Painting is just another way of keeping a diary. ~Pablo Picasso. Life beats down and crushes the soul and art reminds you that you have one. ~Stella Adler
I quit smoking 13 years ago and for a couple of years afterwards, I would find myself rummaging through the refrigerator, craving something, not knowing really what. I didn't think of smoking and didn't associate the cravings with wanting a cigarette, but I think that the cravings did have something to do with a important part of my life being gone. I think the same is true with grieving. When I feel blue, I don't think "I miss him, boo-hoo," but grief must be the root of my feelings. After a wonderful lunch with friends today, I spent the afternoon crying. I have ceased trying to explain it; I only accept its the way it is.

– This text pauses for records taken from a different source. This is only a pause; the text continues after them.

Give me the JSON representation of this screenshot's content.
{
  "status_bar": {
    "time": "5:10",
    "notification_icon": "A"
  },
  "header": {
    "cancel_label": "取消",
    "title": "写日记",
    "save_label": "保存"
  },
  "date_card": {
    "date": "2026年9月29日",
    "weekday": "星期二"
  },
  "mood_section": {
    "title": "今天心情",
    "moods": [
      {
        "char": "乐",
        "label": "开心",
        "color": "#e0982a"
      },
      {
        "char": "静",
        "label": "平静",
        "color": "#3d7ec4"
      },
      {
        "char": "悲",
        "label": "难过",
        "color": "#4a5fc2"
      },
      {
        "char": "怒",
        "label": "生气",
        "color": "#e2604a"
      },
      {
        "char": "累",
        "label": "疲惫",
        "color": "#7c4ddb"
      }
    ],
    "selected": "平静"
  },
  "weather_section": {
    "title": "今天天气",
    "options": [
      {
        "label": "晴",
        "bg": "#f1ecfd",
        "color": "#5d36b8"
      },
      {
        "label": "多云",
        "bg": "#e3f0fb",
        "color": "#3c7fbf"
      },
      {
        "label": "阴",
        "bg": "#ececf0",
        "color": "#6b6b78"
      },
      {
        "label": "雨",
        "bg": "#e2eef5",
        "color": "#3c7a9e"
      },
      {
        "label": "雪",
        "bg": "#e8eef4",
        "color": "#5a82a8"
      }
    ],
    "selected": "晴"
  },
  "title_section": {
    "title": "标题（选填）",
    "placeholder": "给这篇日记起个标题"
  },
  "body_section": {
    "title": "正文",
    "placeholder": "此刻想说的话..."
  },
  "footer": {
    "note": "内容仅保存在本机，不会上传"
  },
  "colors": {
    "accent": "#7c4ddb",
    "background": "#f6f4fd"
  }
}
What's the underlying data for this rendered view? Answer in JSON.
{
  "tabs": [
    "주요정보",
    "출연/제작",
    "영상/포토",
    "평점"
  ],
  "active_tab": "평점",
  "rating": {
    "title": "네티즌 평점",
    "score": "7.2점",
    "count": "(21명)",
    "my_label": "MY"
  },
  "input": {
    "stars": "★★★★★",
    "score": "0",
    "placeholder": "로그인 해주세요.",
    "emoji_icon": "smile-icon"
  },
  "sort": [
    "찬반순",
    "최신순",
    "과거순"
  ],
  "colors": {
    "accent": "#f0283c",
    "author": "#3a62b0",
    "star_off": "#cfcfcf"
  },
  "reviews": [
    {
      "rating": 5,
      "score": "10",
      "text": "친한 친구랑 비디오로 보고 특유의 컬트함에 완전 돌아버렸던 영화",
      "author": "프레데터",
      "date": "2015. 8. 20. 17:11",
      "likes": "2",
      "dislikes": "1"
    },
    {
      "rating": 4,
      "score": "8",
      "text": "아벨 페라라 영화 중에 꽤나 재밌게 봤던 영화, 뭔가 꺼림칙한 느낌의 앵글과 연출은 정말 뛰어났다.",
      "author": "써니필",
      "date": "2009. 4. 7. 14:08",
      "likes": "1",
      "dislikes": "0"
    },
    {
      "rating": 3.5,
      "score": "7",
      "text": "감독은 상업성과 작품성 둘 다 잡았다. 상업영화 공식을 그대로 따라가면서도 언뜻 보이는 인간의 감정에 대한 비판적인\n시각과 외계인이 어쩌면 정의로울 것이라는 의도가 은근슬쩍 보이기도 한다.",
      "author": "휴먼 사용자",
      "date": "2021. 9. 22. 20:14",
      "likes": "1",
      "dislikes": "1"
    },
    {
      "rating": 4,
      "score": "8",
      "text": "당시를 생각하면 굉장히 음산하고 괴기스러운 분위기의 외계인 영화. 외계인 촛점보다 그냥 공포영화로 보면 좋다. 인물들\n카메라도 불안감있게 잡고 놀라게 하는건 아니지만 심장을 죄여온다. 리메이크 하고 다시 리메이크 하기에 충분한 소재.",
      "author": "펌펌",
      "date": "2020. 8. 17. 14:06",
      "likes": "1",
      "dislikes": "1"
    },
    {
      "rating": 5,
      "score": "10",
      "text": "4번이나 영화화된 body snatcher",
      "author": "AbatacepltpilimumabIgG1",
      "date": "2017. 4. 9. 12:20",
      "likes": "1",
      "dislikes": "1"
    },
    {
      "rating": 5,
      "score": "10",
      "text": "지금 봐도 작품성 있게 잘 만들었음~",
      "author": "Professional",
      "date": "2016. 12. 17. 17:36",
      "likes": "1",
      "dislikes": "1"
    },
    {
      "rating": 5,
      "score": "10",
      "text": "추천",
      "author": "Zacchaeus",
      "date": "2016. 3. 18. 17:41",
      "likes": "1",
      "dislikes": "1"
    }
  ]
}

Onto Picasso's quote--art as a diary. There are stories behind every painting I do. This one is The Superstitions. I started painting it the first winter we stayed in Apache Junction, AZ. A man named Nelson owned a auto salvage yard at the foot of these mountains and he wanted a large painting of it. I let my husband talk me into doing it in exchange for a Dodge van, which we desperately needed since my Toyota died. As my brother-in-law, Bobby used to say, we were "financially embarrassed." I never attempted a painting that size --2 by 4 feet--in fact, I had very little skill in painting-- and it took me almost a year. I carried it back to Oklahoma and worked all summer on it and the when we returned to AZ the following winter, we gave it to Nelson. He had never expected to see the painting, or the van again. By they time I was done with it, I was sick of it--I like it now, though. So this magnificent painting hung in the living room of an old mobile home in the middle of a junk yard. I don't know where it is now.